Download or read book Catholic Converts written by Patrick Allitt and published by Cornell University Press. This book was released on 2018-08-06 with total page 361 pages. Available in PDF, EPUB and Kindle. Book excerpt: From the early nineteenth to the mid-twentieth century, an impressive group of English speaking intellectuals converted to Catholicism. Outspoken and gifted, they intended to show the fallacies of religious skeptics and place Catholicism, once again, at the center of western intellectual life. The lives of individual converts—such as John Henry Newman, G. K. Chesterton, Thomas Merton, and Dorothy Day—have been well documented, but Patrick Allitt has written the first account of converts' collective impact on Catholic intellectual life. His book is also the first to characterize the distinctive style of Catholicism they helped to create and the first to investigate the extensive contacts among Catholic convert writers in the United States and Britain. Allitt explains how, despite the Church's dogmatic style and hierarchical structure, converts working in the areas of history, science, literature, and philosophy maintained that Catholicism was intellectually liberating. British and American converts followed each other's progress closely, visiting each other and sending work back and forth across the Atlantic. The outcome of their labors was not what the converts had hoped. Although they influenced the Catholic Church for three or four generations, they were unable to restore it to the central place in Western intellectual life that it had enjoyed before the Reformation.

Book Latinos and the New Immigrant Church

Download or read book Latinos and the New Immigrant Church written by David A. Badillo and published by JHU Press.
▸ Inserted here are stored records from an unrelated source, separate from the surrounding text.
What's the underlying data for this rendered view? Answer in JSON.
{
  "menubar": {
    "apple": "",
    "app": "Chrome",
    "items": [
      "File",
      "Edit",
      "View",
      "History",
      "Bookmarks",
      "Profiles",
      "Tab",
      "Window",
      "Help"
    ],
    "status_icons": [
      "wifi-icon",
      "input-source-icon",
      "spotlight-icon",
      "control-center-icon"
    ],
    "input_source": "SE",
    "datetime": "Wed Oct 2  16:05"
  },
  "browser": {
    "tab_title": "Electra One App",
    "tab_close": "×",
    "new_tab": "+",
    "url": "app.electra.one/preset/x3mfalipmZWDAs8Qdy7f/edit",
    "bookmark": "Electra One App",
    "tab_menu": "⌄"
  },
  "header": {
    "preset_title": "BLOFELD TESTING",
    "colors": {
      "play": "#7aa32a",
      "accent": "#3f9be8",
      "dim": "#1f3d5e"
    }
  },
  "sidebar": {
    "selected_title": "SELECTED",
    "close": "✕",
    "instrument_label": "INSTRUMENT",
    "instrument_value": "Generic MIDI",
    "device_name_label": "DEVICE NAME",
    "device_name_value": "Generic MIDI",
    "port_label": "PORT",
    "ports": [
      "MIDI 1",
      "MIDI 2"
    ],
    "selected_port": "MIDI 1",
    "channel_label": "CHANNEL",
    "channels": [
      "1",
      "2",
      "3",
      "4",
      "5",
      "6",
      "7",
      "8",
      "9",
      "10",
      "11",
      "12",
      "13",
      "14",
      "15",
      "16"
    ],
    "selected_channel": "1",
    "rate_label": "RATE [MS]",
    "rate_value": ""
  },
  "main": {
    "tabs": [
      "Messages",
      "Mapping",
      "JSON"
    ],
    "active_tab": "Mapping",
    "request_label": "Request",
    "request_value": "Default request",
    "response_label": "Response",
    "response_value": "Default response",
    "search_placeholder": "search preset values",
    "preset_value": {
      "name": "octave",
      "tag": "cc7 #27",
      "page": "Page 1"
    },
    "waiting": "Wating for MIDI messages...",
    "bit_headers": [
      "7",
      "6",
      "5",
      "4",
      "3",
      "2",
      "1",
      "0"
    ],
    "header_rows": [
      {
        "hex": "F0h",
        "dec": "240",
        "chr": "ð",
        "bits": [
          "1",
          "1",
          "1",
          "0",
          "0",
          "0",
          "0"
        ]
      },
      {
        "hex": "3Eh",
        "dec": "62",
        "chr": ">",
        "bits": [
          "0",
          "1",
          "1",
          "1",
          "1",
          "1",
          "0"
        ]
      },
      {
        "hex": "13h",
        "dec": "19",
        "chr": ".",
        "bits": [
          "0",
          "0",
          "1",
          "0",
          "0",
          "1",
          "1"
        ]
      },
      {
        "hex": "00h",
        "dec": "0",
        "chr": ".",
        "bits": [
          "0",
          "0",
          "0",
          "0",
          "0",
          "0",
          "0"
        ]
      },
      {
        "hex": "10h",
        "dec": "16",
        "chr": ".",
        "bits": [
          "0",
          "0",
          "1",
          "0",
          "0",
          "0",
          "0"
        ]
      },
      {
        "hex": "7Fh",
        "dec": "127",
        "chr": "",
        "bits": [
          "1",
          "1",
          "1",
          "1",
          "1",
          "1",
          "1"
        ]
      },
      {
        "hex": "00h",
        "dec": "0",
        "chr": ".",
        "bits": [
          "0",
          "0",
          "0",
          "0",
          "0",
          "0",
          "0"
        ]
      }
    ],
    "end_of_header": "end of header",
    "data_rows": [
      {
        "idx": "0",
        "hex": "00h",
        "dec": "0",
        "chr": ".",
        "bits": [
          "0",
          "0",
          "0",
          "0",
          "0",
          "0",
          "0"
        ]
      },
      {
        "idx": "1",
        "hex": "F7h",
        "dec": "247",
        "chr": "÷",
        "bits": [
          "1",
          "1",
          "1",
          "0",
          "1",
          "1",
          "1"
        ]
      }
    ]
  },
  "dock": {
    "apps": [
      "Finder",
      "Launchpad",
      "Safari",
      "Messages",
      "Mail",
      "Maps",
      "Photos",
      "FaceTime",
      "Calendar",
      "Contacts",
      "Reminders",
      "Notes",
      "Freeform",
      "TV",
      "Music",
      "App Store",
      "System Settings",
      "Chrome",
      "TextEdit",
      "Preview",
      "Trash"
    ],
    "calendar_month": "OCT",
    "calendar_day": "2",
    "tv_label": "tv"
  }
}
This book was released on 2006-06-19 with total page 312 pages. Available in PDF, EPUB and Kindle. Book excerpt: Latin Americans make up the largest new immigrant population in the United States, and Latino Catholics are the fastest-growing sector of the Catholic Church in America. In this book, historian David A. Badillo offers a history of Latino Catholicism in the United States by looking at its growth in San Antonio, Chicago, New York, and Miami. Focusing on twentieth-century Latino urbanism, Badillo contrasts broad historic commonalities of Catholic religious tradition with variations of Latino ethnicity in various locales. He emphasizes the contours of day-to-day life as well as various aspects of institutional and lived Catholicism. The story of Catholicism goes beyond clergy and laity; it entails the entire urban experience of neighborhoods, downtown power seekers, archdiocesan movers and shakers, and a range of organizations and associations linked to parishes. Although parishes remain the key site for Latino efforts to build individual and cultural identities, Badillo argues that one must consider simultaneously the triad of parish, city, and ethnicity to fully comprehend the influence of various Latino populations on both Catholicism and the urban environment in the United States. By contrasting the development of three distinctive Latino communities—the Mexican Americans, Puerto Ricans, and Cuban Americans—Badillo challenges the popular concept of an overarching "Latino experience" and offers instead an integrative approach to understanding the scope, depth, and complexity of the Latino contribution to the character of America's urban landscapes.